The Investment Company Institute implored regulators to integrate some of these proposals.

“We believe the overall approach … is superior to the SEC’s proposed approach of employing various rules to impose substantially similar requirements under various securities laws,” ICI’s Salmon wrote. “In addition to consolidating the relevant provisions into one In addition to the logic in the regulations, another advantage of the holistic approach we recommend is that the requirements will apply uniformly.”

Likewise, Andrew Harnett, president of the North American Association of Securities Administrators, urged the SEC to A letter dated May 22 Develop a system that allows broker-dealers and advisors to use the same types of forms and processes to report data breaches. NASAA represents state and provincial regulatory agencies in the United States, Canada, and Mexico.

“We recognize that implementing this change may require delays in the new cybersecurity reporting regime and may require an entirely new round of public notification and comment by the Commission,” Hartnett wrote. “But we believe the upside outweighs the downside, so it’s a change worth the wait.”

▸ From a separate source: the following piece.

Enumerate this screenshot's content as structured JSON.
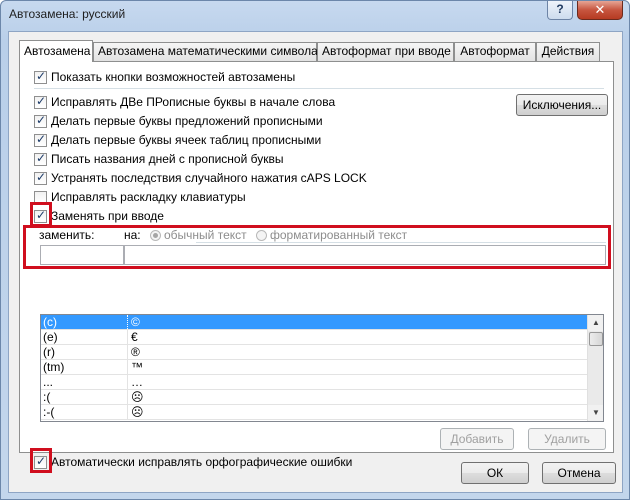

The SEC has signaled its willingness to back down on the timetable for investment-adviser-specific proposals. It was first proposed in February 2022, and comments on it were originally due in April of the same year.

But the regulator decided to extend the deadline by another 60 days.Comments on consultant proposals Originally scheduled to expire on May 23.

“The SEC benefits from active public participation and will review all comments submitted during the public comment period,” an SEC spokesman said. “Generally, we respond to comments received as part of the final rulemaking rather than in advance.”